A culpa só passou quando tempos depois numa dessas mudanças na qual você se vê obrigado fazer uma grande faxina geral (na sua vida), encaixotar todos seus pertences e é quando baixa o maior espírito Dalai Lama de Calcutá; eu repassei “O grilo mágico”, juntamente com mais outros livros didáticos, para crianças do interior do Estado.
Como eu nunca tinha percebido isso? Talvez porque nunca tivesse realmente precisado saber. Em virtude de ser mais velha, era meu irmão quem acabava por herdar meus livros já que boa parte da vida, nós estudamos em mesmos colégios. Para ele, isso era bom. Os livros alcançavam a mão dele ainda utilizáveis. Creio que se a realidade fosse inversa, eu não teria livros e sim, lixo tóxico encadernado.
Esse é o destino dos livros. Sem nhem nhem nhem de Secretaria da Educação, nem nada. Tô falando de karma, de energia, de dever na Terra. Cíclico, como a própria vida. O conhecimento, a lição, a aventura literária (ou matemática, ou geográfica, que seja…) seguindo mares e pares e lares nunca d’antes visitados.

21 de dezembro de 2008.
Quando a Mayra, em meio a uma livraria, exclamou para mim o quanto ela achava ganhar livros algo do caralho, eu só queria mesmo era abraçá-la. Isso sim é sintonia.

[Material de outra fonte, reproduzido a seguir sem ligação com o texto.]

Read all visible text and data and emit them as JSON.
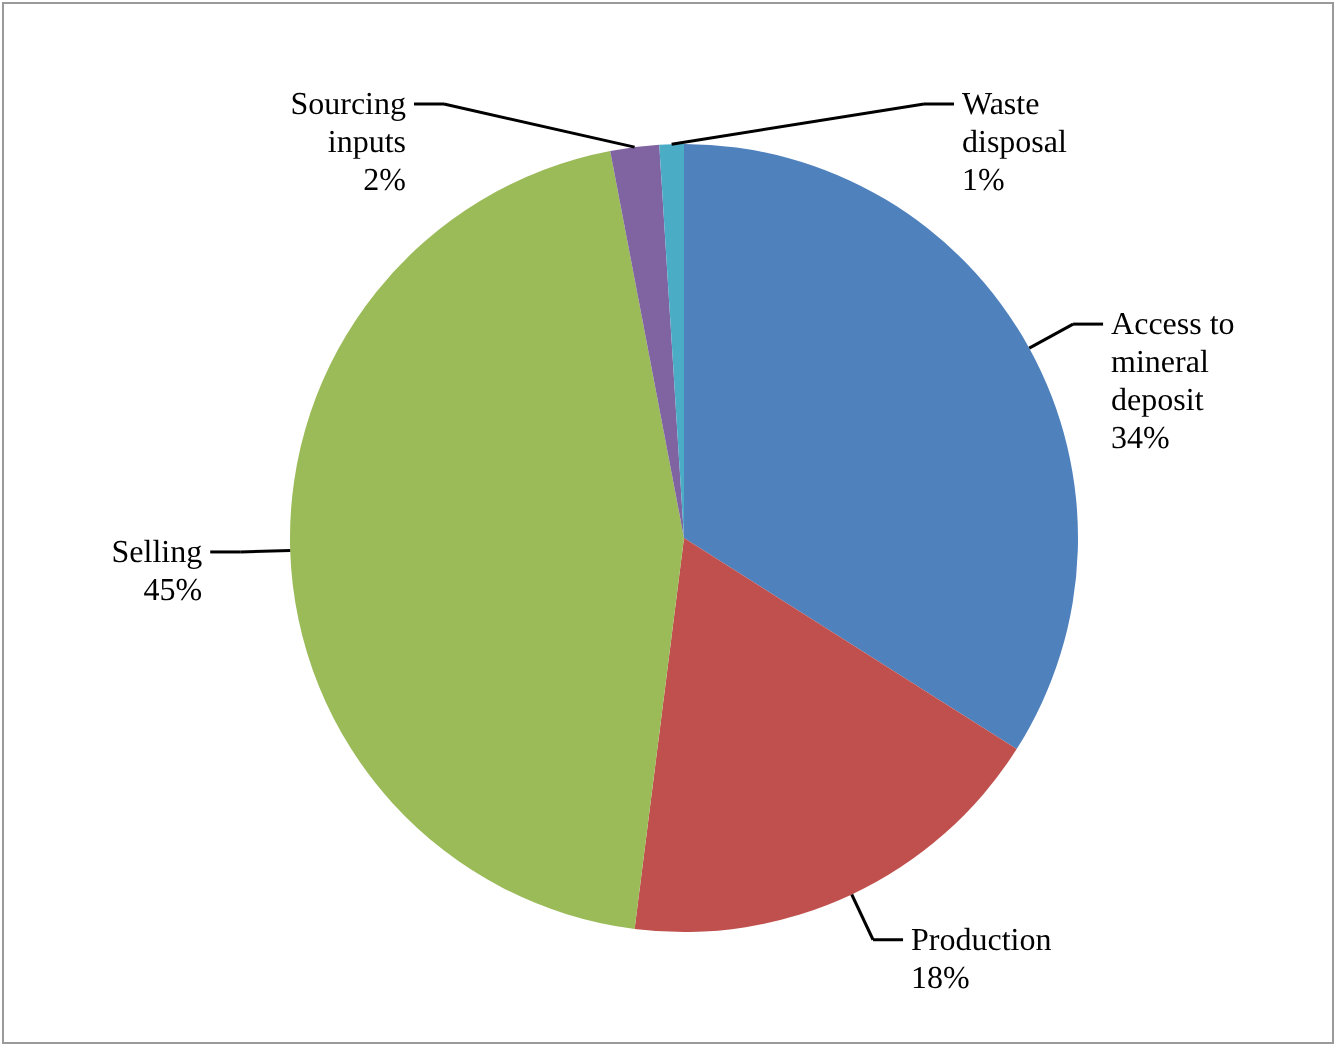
{
  "chart_data": {
    "type": "pie",
    "categories": [
      "Access to mineral deposit",
      "Production",
      "Selling",
      "Sourcing inputs",
      "Waste disposal"
    ],
    "values": [
      34,
      18,
      45,
      2,
      1
    ],
    "value_labels": [
      "34%",
      "18%",
      "45%",
      "2%",
      "1%"
    ],
    "colors": [
      "#4f81bd",
      "#c0504d",
      "#9bbb59",
      "#8064a2",
      "#4bacc6"
    ]
  }
}
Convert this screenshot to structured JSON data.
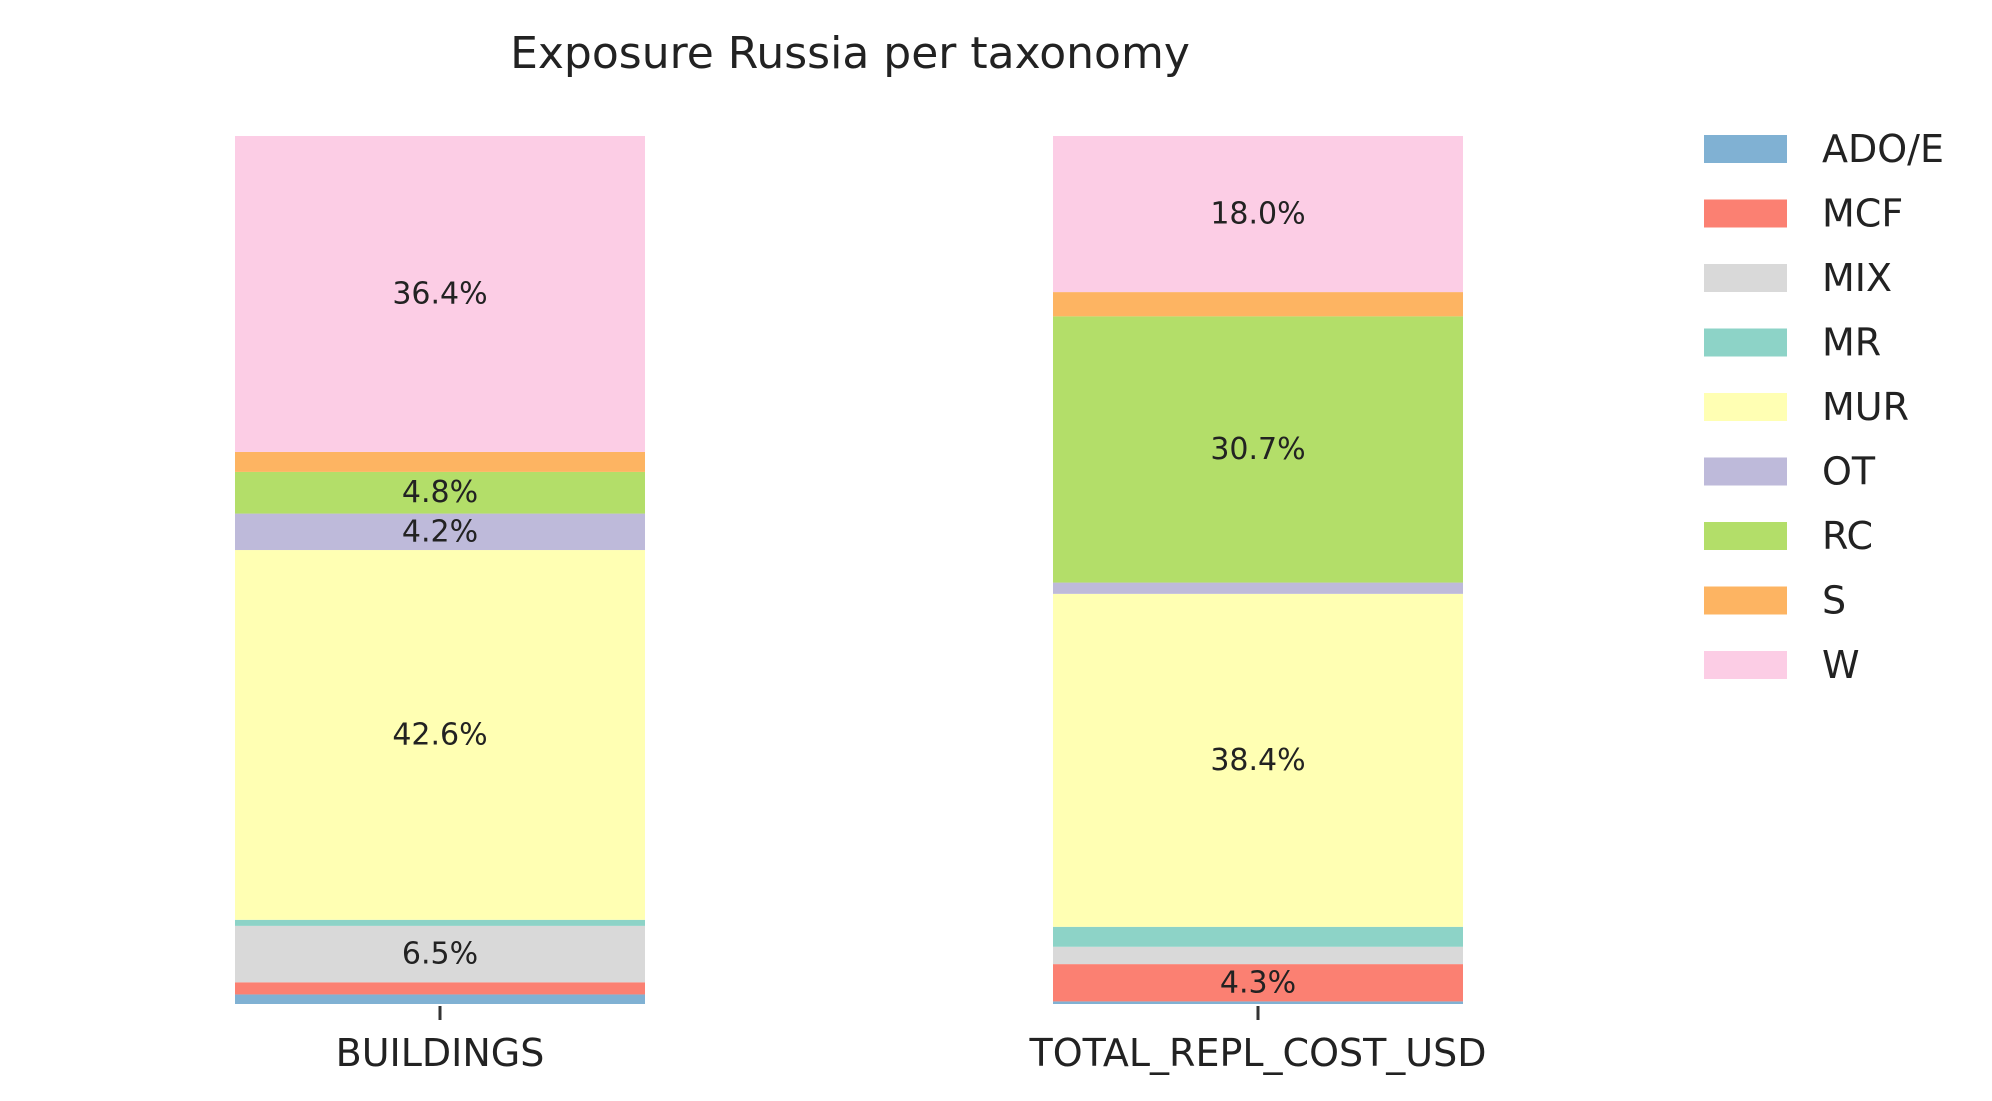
{
  "chart_data": {
    "type": "bar",
    "stacked": true,
    "normalized": true,
    "title": "Exposure Russia per taxonomy",
    "categories": [
      "BUILDINGS",
      "TOTAL_REPL_COST_USD"
    ],
    "ylim": [
      0,
      100
    ],
    "grid": false,
    "legend_position": "right",
    "series": [
      {
        "name": "ADO/E",
        "color": "#80b1d3",
        "values": [
          1.1,
          0.3
        ]
      },
      {
        "name": "MCF",
        "color": "#fb8072",
        "values": [
          1.4,
          4.3
        ]
      },
      {
        "name": "MIX",
        "color": "#d9d9d9",
        "values": [
          6.5,
          2.0
        ]
      },
      {
        "name": "MR",
        "color": "#8dd3c7",
        "values": [
          0.7,
          2.3
        ]
      },
      {
        "name": "MUR",
        "color": "#ffffb3",
        "values": [
          42.6,
          38.4
        ]
      },
      {
        "name": "OT",
        "color": "#bebada",
        "values": [
          4.2,
          1.3
        ]
      },
      {
        "name": "RC",
        "color": "#b3de69",
        "values": [
          4.8,
          30.7
        ]
      },
      {
        "name": "S",
        "color": "#fdb462",
        "values": [
          2.3,
          2.8
        ]
      },
      {
        "name": "W",
        "color": "#fccde5",
        "values": [
          36.4,
          18.0
        ]
      }
    ],
    "data_labels": [
      {
        "category": 0,
        "series": "MIX",
        "text": "6.5%"
      },
      {
        "category": 0,
        "series": "MUR",
        "text": "42.6%"
      },
      {
        "category": 0,
        "series": "OT",
        "text": "4.2%"
      },
      {
        "category": 0,
        "series": "RC",
        "text": "4.8%"
      },
      {
        "category": 0,
        "series": "W",
        "text": "36.4%"
      },
      {
        "category": 1,
        "series": "MCF",
        "text": "4.3%"
      },
      {
        "category": 1,
        "series": "MUR",
        "text": "38.4%"
      },
      {
        "category": 1,
        "series": "RC",
        "text": "30.7%"
      },
      {
        "category": 1,
        "series": "W",
        "text": "18.0%"
      }
    ]
  }
}
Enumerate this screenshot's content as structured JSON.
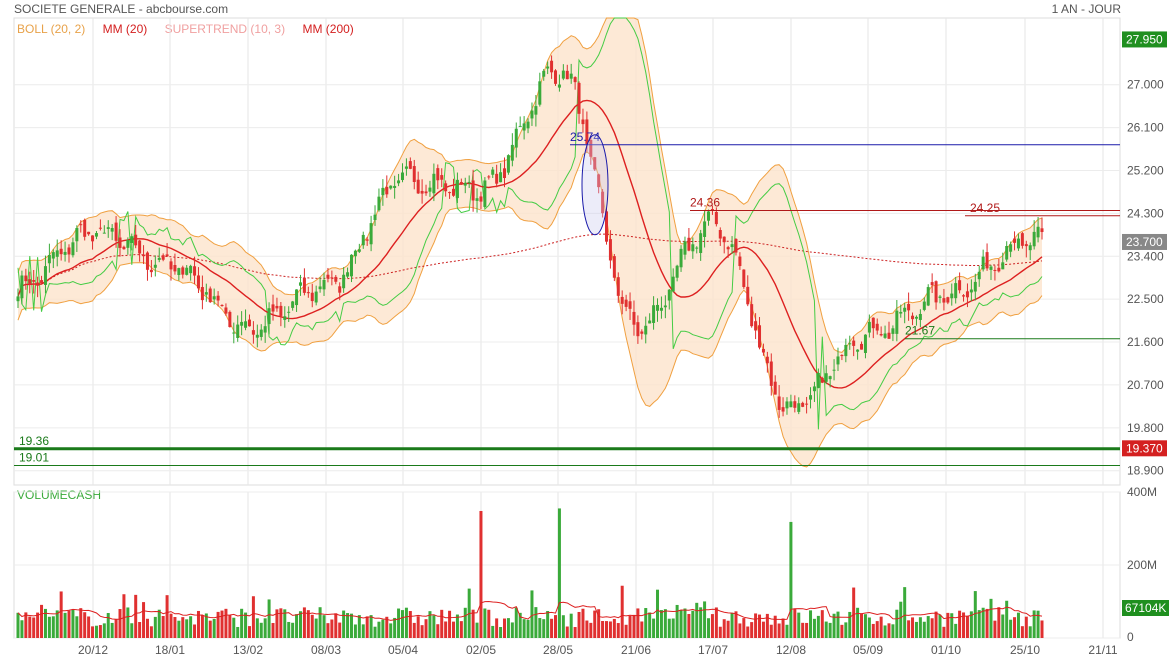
{
  "header": {
    "title": "SOCIETE GENERALE - abcbourse.com",
    "period": "1 AN - JOUR"
  },
  "legend": [
    {
      "label": "BOLL (20, 2)",
      "color": "#e8a24a"
    },
    {
      "label": "MM (20)",
      "color": "#d42020"
    },
    {
      "label": "SUPERTREND (10, 3)",
      "color": "#f0a0a0"
    },
    {
      "label": "MM (200)",
      "color": "#d42020"
    }
  ],
  "volume_panel": {
    "title": "VOLUMECASH"
  },
  "colors": {
    "up": "#3aaa3a",
    "down": "#e03030",
    "bollinger_fill": "#fde4cc",
    "bollinger_line": "#f0a040",
    "ma20": "#dd2020",
    "ma200": "#cc2020",
    "supertrend_up": "#44cc44",
    "supertrend_down": "#f4a0a0",
    "resistance_line": "#1a1aaa",
    "support_line": "#1a7a1a",
    "badge_green": "#1f8f1f",
    "badge_red": "#d42020",
    "badge_gray": "#888888"
  },
  "chart_data": [
    {
      "type": "candlestick",
      "title": "SOCIETE GENERALE",
      "x_tick_labels": [
        "20/12",
        "18/01",
        "13/02",
        "08/03",
        "05/04",
        "02/05",
        "28/05",
        "21/06",
        "17/07",
        "12/08",
        "05/09",
        "01/10",
        "25/10",
        "21/11"
      ],
      "y_tick_labels": [
        "27.000",
        "26.100",
        "25.200",
        "24.300",
        "23.400",
        "22.500",
        "21.600",
        "20.700",
        "19.800",
        "18.900"
      ],
      "ylim": [
        18.6,
        28.4
      ],
      "grid": true,
      "last_price": "23.700",
      "year_high": "27.950",
      "reference_badge": "19.370",
      "annotations": [
        {
          "label": "25.74",
          "value": 25.74
        },
        {
          "label": "24.36",
          "value": 24.36
        },
        {
          "label": "24.25",
          "value": 24.25
        },
        {
          "label": "21.67",
          "value": 21.67
        },
        {
          "label": "19.36",
          "value": 19.36
        },
        {
          "label": "19.01",
          "value": 19.01
        }
      ],
      "close_anchors": [
        {
          "tick": "start",
          "close": 22.7
        },
        {
          "tick": "20/12",
          "close": 23.9
        },
        {
          "tick": "18/01",
          "close": 23.2
        },
        {
          "tick": "13/02",
          "close": 21.9
        },
        {
          "tick": "08/03",
          "close": 22.8
        },
        {
          "tick": "05/04",
          "close": 25.0
        },
        {
          "tick": "02/05",
          "close": 24.8
        },
        {
          "tick": "28/05",
          "close": 27.3
        },
        {
          "tick": "21/06",
          "close": 21.9
        },
        {
          "tick": "17/07",
          "close": 24.1
        },
        {
          "tick": "12/08",
          "close": 20.2
        },
        {
          "tick": "05/09",
          "close": 21.8
        },
        {
          "tick": "01/10",
          "close": 22.6
        },
        {
          "tick": "25/10",
          "close": 23.7
        }
      ]
    },
    {
      "type": "bar",
      "title": "VOLUMECASH",
      "y_tick_labels": [
        "400M",
        "200M",
        "0"
      ],
      "ylim": [
        0,
        400
      ],
      "unit": "M",
      "last_value": "67104K",
      "spikes": [
        {
          "tick": "02/05",
          "value": 348
        },
        {
          "tick": "28/05",
          "value": 355
        },
        {
          "tick": "12/08",
          "value": 318
        }
      ]
    }
  ]
}
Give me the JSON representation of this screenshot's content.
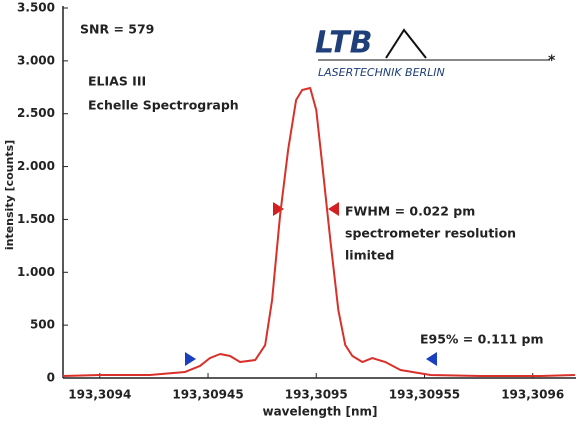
{
  "chart_data": {
    "type": "line",
    "xlabel": "wavelength [nm]",
    "ylabel": "intensity [counts]",
    "annotations": [
      "SNR = 579",
      "ELIAS III",
      "Echelle Spectrograph",
      "FWHM = 0.022 pm",
      "spectrometer resolution",
      "limited",
      "E95% = 0.111 pm"
    ],
    "logo": {
      "title": "LTB",
      "subtitle": "LASERTECHNIK BERLIN"
    },
    "series": [
      {
        "color": "#d9302a",
        "x": [
          193.3093829,
          193.3094,
          193.3094231,
          193.3094394,
          193.3094463,
          193.3094509,
          193.3094556,
          193.3094602,
          193.3094648,
          193.3094718,
          193.3094764,
          193.3094796,
          193.3094833,
          193.309487,
          193.3094907,
          193.3094935,
          193.3094972,
          193.3095,
          193.3095028,
          193.3095065,
          193.3095102,
          193.3095134,
          193.3095167,
          193.3095213,
          193.3095259,
          193.3095319,
          193.3095389,
          193.3095528,
          193.3095759,
          193.3096037,
          193.3096195
        ],
        "values": [
          19,
          28,
          28,
          57,
          114,
          189,
          227,
          208,
          151,
          170,
          312,
          738,
          1542,
          2157,
          2630,
          2724,
          2743,
          2535,
          2015,
          1305,
          643,
          312,
          208,
          151,
          189,
          151,
          76,
          28,
          19,
          19,
          28
        ]
      }
    ],
    "xlim": [
      193.309383,
      193.30962
    ],
    "ylim": [
      0,
      3500
    ],
    "xticks": [
      {
        "value": 193.3094,
        "label": "193,3094"
      },
      {
        "value": 193.30945,
        "label": "193,30945"
      },
      {
        "value": 193.3095,
        "label": "193,3095"
      },
      {
        "value": 193.30955,
        "label": "193,30955"
      },
      {
        "value": 193.3096,
        "label": "193,3096"
      }
    ],
    "yticks": [
      0,
      500,
      {
        "value": 1000,
        "label": "1.000"
      },
      {
        "value": 1500,
        "label": "1.500"
      },
      {
        "value": 2000,
        "label": "2.000"
      },
      {
        "value": 2500,
        "label": "2.500"
      },
      {
        "value": 3000,
        "label": "3.000"
      },
      {
        "value": 3500,
        "label": "3.500"
      }
    ],
    "grid": false
  }
}
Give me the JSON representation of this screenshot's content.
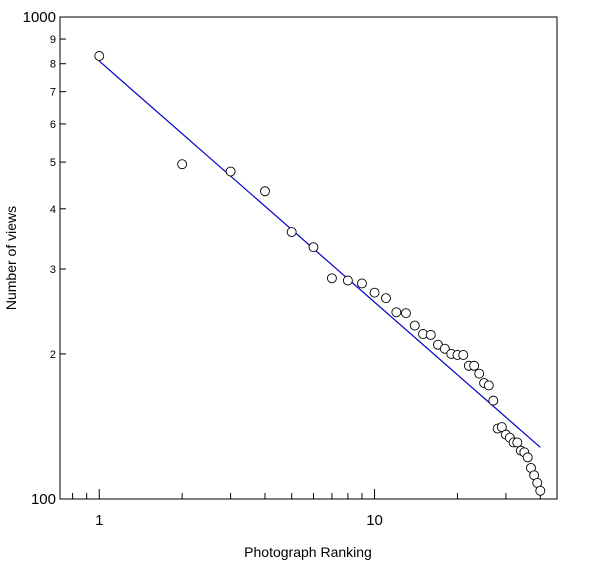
{
  "chart_data": {
    "type": "scatter",
    "title": "",
    "xlabel": "Photograph Ranking",
    "ylabel": "Number of views",
    "x_scale": "log",
    "y_scale": "log",
    "xlim": [
      0.72,
      46
    ],
    "ylim": [
      100,
      1000
    ],
    "x_ticks_major": [
      {
        "value": 1,
        "label": "1"
      },
      {
        "value": 10,
        "label": "10"
      }
    ],
    "x_ticks_minor": [
      0.8,
      0.9,
      2,
      3,
      4,
      5,
      6,
      7,
      8,
      9,
      20,
      30,
      40
    ],
    "y_ticks_major": [
      {
        "value": 100,
        "label": "100"
      },
      {
        "value": 1000,
        "label": "1000"
      }
    ],
    "y_ticks_minor": [
      {
        "value": 200,
        "label": "2"
      },
      {
        "value": 300,
        "label": "3"
      },
      {
        "value": 400,
        "label": "4"
      },
      {
        "value": 500,
        "label": "5"
      },
      {
        "value": 600,
        "label": "6"
      },
      {
        "value": 700,
        "label": "7"
      },
      {
        "value": 800,
        "label": "8"
      },
      {
        "value": 900,
        "label": "9"
      }
    ],
    "grid": false,
    "series": [
      {
        "type": "scatter",
        "marker": "open-circle",
        "color": "#000000",
        "points": [
          [
            1,
            830
          ],
          [
            2,
            495
          ],
          [
            3,
            478
          ],
          [
            4,
            435
          ],
          [
            5,
            358
          ],
          [
            6,
            333
          ],
          [
            7,
            287
          ],
          [
            8,
            284
          ],
          [
            9,
            280
          ],
          [
            10,
            268
          ],
          [
            11,
            261
          ],
          [
            12,
            244
          ],
          [
            13,
            243
          ],
          [
            14,
            229
          ],
          [
            15,
            220
          ],
          [
            16,
            219
          ],
          [
            17,
            209
          ],
          [
            18,
            205
          ],
          [
            19,
            200
          ],
          [
            20,
            199
          ],
          [
            21,
            199
          ],
          [
            22,
            189
          ],
          [
            23,
            189
          ],
          [
            24,
            182
          ],
          [
            25,
            174
          ],
          [
            26,
            172
          ],
          [
            27,
            160
          ],
          [
            28,
            140
          ],
          [
            29,
            141
          ],
          [
            30,
            136
          ],
          [
            31,
            134
          ],
          [
            32,
            131
          ],
          [
            33,
            131
          ],
          [
            34,
            126
          ],
          [
            35,
            125
          ],
          [
            36,
            122
          ],
          [
            37,
            116
          ],
          [
            38,
            112
          ],
          [
            39,
            108
          ],
          [
            40,
            104
          ]
        ]
      },
      {
        "type": "line",
        "color": "#0000cc",
        "points": [
          [
            1,
            810
          ],
          [
            40,
            128
          ]
        ]
      }
    ]
  }
}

Faz parte dos pequenos prazeres da vida aquela sensação deliciosa que lhe atinge quando você lê algo que te emociona de qualquer forma e que subitamente lhe remete a algo ou alguém e vem aquele ímpeto de dividir um trecho, uma frase, um personagem com uma pessoa em particular.
Uma vez peguei da estante de minha mãe um livro chamado “A Festa”, de Ivan Ângelo, por conta de Caio Fernando Abreu tê-lo citado na apresentação de algum livro. Assim que folheei aquelas primeiras páginas, deparei-me com uma dedicatória de meu pai para minha mãe, que terminava assim: “… beijos amorosos meus, da nossa Carol e do nosso filho que está por vir”.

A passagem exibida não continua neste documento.